Kganyago also referred to the exchange rate being particularly volatile since the previous meeting of the Monetary Policy Committee (MPC).

“It briefly appreciated to a 10-month high against the dollar last week. The starting point for our forecast is R18.57.

“Markets remain focused on the direction of domestic policy, a theme that has dominated many investor conversations over the past few months. Conditions remain uncertain, but we expect greater clarity in due course.”

ALSO READ: Repo rate remains unchanged as expected at 8.25%

Change in Sarb’s inflation forecast

He said the change in the Sarb’s inflation forecast mostly reflects recent data outcomes, with the CPI releases for March and April turning out slightly better than expected. Therefore the bank revised down its 2024 food and core forecasts marginally.

However, the Sarb now expect fuel price inflation to be higher in the near term but improve for 2025. Kganyago said this helps its forecast to get to the target midpoint sooner.

“Nonetheless, the MPC remains concerned that inflation expectations are elevated. After three years of inflation being above 4.5%, few survey respondents, especially from businesses and trade unions, now believe that inflation will be at 4.5% in two years.”

Although the MPC assesses the inflation forecast risks to be broadly balanced at present, high inflation expectations require that we deliver on our target sooner rather than later, to re-anchor expectations, he explained.

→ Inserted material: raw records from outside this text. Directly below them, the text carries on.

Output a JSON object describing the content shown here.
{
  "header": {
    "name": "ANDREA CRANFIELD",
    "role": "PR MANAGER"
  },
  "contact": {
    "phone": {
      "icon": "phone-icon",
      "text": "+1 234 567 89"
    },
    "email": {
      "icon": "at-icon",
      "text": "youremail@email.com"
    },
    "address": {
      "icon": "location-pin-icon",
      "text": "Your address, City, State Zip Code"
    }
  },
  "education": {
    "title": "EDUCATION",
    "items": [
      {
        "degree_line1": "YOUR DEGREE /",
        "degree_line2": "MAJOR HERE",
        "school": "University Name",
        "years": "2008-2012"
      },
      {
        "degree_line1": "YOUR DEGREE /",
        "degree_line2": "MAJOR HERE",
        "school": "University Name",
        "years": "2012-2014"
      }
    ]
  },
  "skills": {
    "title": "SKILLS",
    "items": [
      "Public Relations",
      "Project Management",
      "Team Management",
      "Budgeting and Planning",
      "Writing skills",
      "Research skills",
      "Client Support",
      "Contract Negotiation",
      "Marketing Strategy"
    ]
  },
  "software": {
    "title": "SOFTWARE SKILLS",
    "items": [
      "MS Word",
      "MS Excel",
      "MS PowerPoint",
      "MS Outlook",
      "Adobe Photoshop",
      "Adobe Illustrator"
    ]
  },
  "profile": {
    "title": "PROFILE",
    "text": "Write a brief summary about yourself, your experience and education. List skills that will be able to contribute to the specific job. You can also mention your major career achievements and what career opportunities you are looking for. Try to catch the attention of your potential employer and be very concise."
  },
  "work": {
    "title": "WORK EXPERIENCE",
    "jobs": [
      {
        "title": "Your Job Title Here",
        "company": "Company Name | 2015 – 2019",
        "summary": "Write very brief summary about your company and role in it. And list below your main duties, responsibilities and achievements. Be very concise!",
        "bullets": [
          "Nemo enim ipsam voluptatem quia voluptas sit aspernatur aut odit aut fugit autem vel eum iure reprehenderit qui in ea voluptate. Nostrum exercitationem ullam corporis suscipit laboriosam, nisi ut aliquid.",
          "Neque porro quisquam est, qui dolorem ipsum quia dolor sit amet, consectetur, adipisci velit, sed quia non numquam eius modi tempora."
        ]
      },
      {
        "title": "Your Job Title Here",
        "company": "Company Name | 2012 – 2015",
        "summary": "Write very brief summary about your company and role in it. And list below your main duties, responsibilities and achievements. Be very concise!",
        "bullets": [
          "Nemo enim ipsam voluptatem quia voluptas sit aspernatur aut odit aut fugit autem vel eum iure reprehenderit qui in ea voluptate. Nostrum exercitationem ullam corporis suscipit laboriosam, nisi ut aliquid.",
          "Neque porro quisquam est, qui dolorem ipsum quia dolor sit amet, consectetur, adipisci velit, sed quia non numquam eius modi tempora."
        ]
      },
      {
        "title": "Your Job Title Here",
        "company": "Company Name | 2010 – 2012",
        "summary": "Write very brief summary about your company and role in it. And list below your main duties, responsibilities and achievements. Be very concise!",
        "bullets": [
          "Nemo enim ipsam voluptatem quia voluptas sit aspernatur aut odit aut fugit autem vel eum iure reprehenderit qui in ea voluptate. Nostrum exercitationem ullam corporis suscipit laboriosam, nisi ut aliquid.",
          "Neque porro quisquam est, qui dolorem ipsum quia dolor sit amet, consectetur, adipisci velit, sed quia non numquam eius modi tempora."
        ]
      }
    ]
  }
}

ALSO READ: The path to repo rate cuts ahead of Thursday’s announcement

Growth outlook for second quarter expected to be better

“Turning to the growth outlook, economic activity indicators for the first quarter have been coming in worse than expected, despite reduced electricity load shedding. However, these higher-frequency data can be volatile.

“We expect slightly weaker first-quarter growth but this will be offset by better second-quarter growth. We still forecast gross domestic product (GDP) growth of 1.2% this year. The growth numbers for the outer years also remain unchanged.”

Therefore, the Sarb assesses the risks to the growth outlook as balanced, Kganyago said.

“The recent improvement in the power supply, with no load shedding since 26 March, is a welcome development. We have revised our load shedding assumption down, but additional revisions may be required if this performance is sustained.

ALSO READ: Probably no repo rate cut this year as Fed keeps interest rate unchanged

Modest acceleration in growth expected over next few years

“Overall, our forecasts show a modest acceleration in growth, over the next few years, alongside a gradual stabilisation of inflation at our target. The forecast continues to see policy normalisation, with rates easing into more neutral territory by next year. As before, the rate path from the Quarterly Projection Model remains a broad policy guide, changing from meeting to meeting.”

Kganyago said decisions of the MPC will continue to be data-dependent and sensitive to the balance of risks to the outlook.

“We are committed to stabilising inflation at the mid-point of the target band. Achieving this outcome will improve the economic outlook and reduce borrowing costs.”

He said the Sarb reiterates the views of the MPC on additional measures that would improve economic conditions.

“These include reaching a prudent public debt level, improving the functioning of network industries, lowering administered price inflation and keeping real wage growth in line with productivity gains.”